Kyndryl's CIO Kim Basile noted in the report that organizations seeing the strongest outcomes are investing in their people alongside their technology, rethinking roles, funding upskilling, and actively managing employee transitions through change.
A 9% cohort shows what good looks like
Kyndryl identifies a group it calls Pacesetters, roughly 9% of respondents. These organizations share a common approach: they redesign roles around AI capabilities, build structured change management programs, and establish governance guardrails before scaling deployments. The results are measurable. Pacesetters are approximately twice as likely as their peers to have fully implemented AI governance across every dimension the report tracks. They are also 1.5 times more likely to report AI-driven revenue growth and 1.6 times more likely to cite improved product and service innovation.

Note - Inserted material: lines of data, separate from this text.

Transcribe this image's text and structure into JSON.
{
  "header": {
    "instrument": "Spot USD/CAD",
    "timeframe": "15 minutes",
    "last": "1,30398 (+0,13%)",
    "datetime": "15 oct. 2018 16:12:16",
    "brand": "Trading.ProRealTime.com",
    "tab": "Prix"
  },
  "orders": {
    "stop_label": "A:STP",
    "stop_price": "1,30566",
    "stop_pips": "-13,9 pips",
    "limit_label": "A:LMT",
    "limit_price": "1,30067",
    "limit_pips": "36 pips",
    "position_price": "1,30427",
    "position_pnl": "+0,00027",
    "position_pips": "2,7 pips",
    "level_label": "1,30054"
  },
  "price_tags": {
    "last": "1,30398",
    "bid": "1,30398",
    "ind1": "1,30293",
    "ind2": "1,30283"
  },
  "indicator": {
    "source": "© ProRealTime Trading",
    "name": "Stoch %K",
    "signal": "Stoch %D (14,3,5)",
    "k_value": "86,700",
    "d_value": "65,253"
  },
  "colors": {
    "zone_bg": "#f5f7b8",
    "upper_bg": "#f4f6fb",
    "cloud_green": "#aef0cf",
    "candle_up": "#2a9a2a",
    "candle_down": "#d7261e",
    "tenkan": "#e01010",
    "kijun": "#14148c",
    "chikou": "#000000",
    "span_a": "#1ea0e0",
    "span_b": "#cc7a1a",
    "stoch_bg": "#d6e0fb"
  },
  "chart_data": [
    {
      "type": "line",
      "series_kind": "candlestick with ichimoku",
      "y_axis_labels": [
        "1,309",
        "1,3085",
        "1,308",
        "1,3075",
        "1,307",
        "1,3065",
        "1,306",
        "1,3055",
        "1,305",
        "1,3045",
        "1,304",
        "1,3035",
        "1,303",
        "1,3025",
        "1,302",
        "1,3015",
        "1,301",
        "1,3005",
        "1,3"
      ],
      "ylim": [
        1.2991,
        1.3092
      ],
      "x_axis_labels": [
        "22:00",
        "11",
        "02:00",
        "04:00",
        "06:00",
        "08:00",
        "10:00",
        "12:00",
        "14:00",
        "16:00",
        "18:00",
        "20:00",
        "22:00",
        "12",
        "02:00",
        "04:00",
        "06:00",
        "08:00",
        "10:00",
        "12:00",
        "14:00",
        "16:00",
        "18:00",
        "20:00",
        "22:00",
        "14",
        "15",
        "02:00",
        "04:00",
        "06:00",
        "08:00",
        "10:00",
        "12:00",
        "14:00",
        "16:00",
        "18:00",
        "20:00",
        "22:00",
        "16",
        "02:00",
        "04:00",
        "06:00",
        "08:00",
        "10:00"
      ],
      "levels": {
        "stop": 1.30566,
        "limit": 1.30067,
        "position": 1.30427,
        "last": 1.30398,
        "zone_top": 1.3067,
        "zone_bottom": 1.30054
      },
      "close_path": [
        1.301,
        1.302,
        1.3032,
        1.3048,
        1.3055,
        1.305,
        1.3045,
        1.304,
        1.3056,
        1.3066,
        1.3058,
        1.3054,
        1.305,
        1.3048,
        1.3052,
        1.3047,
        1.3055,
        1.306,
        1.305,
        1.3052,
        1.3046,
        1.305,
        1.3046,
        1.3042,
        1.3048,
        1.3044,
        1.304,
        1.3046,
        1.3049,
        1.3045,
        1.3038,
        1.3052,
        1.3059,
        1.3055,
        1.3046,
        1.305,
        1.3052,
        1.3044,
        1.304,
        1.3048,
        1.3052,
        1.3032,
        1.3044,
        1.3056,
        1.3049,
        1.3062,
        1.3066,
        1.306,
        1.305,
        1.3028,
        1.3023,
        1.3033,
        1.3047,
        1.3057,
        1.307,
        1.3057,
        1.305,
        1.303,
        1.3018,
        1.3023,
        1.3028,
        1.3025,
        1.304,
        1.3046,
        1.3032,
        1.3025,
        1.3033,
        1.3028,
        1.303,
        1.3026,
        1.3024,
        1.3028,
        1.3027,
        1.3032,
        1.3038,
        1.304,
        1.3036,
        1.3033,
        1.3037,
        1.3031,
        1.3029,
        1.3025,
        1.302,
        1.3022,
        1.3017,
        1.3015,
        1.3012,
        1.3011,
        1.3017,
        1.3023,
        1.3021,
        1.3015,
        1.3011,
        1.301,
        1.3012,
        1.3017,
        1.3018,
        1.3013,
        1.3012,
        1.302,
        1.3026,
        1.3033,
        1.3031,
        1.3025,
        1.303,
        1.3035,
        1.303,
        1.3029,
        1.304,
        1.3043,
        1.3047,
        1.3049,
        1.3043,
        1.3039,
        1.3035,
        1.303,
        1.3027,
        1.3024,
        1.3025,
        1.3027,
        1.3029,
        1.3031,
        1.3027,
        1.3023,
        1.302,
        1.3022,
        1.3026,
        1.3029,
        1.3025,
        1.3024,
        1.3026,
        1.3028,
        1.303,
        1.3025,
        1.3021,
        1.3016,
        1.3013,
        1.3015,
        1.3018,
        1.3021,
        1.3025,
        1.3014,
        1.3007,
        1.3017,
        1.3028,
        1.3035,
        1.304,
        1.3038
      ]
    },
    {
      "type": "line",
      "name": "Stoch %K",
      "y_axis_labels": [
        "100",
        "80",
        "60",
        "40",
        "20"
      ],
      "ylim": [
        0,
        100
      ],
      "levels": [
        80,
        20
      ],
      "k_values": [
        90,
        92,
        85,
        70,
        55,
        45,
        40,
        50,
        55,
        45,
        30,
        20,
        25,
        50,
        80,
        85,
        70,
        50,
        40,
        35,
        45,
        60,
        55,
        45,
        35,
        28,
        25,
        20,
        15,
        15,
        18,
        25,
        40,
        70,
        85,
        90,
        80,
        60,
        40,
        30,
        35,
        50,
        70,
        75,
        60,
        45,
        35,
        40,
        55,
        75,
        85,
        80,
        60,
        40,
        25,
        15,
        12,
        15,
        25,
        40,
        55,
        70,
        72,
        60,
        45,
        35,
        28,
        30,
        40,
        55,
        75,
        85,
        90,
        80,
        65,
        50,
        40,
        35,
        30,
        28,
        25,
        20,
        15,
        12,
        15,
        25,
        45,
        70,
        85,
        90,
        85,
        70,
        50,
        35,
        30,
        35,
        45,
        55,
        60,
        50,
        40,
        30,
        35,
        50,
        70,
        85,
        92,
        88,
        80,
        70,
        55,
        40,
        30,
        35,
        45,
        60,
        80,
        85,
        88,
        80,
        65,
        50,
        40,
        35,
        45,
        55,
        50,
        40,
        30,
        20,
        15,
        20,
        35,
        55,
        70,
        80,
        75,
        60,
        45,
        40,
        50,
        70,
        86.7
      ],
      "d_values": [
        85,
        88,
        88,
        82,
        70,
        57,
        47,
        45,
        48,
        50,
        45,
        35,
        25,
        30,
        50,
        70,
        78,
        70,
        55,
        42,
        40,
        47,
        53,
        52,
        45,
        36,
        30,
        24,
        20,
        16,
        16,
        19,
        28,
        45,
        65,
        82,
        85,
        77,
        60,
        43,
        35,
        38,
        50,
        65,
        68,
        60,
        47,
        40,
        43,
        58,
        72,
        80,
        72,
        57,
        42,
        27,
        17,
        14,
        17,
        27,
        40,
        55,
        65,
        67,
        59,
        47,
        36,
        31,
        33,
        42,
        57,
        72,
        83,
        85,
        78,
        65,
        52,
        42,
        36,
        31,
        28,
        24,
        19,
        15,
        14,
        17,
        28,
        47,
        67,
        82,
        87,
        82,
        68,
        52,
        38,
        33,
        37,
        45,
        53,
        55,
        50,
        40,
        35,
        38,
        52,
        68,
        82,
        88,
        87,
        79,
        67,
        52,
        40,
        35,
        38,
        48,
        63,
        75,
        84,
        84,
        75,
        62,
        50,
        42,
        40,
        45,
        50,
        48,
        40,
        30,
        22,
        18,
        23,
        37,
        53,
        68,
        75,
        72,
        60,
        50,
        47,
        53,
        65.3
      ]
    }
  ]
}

Governance gaps are creating trust problems with AI agents
One of the sharper findings concerns autonomous AI systems. Eighty-one percent of organizations expect AI agents to be making impactful business decisions within the next 12 months. Only 25% currently say they fully trust AI systems operating without human oversight. That is a meaningful gap for any operations leader who needs to define where AI can act independently and where it cannot.
On the governance side, only 33% of organizations have established clear policies defining the boundaries of AI decision-making authority. Twenty-seven percent are using registries and monitoring capabilities across all their AI systems. Sixty-one percent have redesigned at least some roles to account for AI, and 24% are standing up new AI-focused management functions.
Kyndryl's Chief Human Resources Officer Mark Paulek framed the underlying challenge in the report: organizations that are pulling ahead are aligning employee skills, role definitions, and decision-making authority to reflect how work is actually changing, not how it used to operate.
What this means for your team
- Audit your AI objectives against deployment scope. If your organization is in the 57% with broad AI deployment but not in the 32% hitting key objectives, the gap is most likely a people and governance issue, not a technology one.
- Benchmark your governance posture against the Pacesetter model. Policy coverage for AI decision boundaries, system registries, and monitoring are the specific gaps the Kyndryl data calls out. Check whether your frameworks address all three.
- Treat AI agent autonomy as an urgent governance question. With 81% of enterprises expecting agentic AI to make significant decisions within the year, defining human-oversight thresholds now is a compliance and operational risk issue, not a future planning exercise.
- Tie upskilling investment to role redesign, not just training headcount. The Kyndryl data shows that organizations achieving outcomes are restructuring how work gets done, not just adding courses to an LMS.